Our work has several implications for clinical practice. We show that difficult conversations around alcohol use can be made more acceptable to patients when GPs use positive consultation styles within the context of a strong therapeutic relationship. This highlights the need for system supports and reforms for GPs to optimally deliver effective alcohol brief interventions in a person-centred way or at the very least not be penalised from a remuneration perspective for taking the time needed to have difficult conversations. We also show that a single negative experience can prevent patients from seeking help for their alcohol use. It would be helpful for these patients to have multiple pathways for accessing alcohol and other drug services, including self-referral, so the health harms of their alcohol use can be addressed.
Strengths and limitations
Our team included experienced GPs with clinical and research interests in alcohol harm reduction. Their input into research methods and interpretation is a strength of this work.
Our sample comprised people who had severe alcohol use problems and did not include people with indications of socioeconomic disadvantage. Our findings might be less applicable to those with moderate alcohol use problems and to disadvantaged groups. However, the findings of this qualitative study are largely concordant with prior research in patients recruited from general practice; therefore, the core insights from the findings could be broadly transferable in the contemporary Australia primary care setting.
People with more severe alcohol use problems are more likely to have negative or disappointing experiences when attempting to seek help for their alcohol use.

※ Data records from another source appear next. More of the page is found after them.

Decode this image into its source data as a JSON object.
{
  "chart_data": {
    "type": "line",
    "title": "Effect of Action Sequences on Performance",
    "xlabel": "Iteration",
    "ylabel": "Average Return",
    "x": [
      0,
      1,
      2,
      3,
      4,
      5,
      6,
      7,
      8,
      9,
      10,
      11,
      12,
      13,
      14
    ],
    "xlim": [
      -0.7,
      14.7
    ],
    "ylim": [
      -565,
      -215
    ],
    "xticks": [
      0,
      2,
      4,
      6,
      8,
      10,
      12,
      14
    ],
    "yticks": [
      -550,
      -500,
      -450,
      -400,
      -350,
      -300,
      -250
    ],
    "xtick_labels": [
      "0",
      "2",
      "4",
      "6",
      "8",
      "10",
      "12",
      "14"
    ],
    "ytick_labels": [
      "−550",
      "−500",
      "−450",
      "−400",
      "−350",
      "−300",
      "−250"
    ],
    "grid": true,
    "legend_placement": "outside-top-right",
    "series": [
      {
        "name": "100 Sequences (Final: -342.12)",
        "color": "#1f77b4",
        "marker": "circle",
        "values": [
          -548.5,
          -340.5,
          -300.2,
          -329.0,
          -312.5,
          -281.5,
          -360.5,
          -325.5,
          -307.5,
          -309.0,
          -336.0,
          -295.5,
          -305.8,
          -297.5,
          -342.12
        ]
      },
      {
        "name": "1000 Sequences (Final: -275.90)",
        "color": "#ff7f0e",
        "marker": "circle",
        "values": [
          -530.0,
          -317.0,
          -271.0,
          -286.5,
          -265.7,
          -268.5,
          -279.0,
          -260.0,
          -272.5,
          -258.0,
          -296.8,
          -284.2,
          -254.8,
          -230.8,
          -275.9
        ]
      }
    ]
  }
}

This can lead to negative perceptions about the role of general practice in alcohol harm reduction efforts. Efforts to promote alcohol discussions in general practice should consider strategies for strengthening therapeutic relationships between the GP and their patients, in addition to improving knowledge of alcohol-specific resources and interventions.
Further research is needed into the experiences of disadvantaged groups and those with moderate alcohol use problems.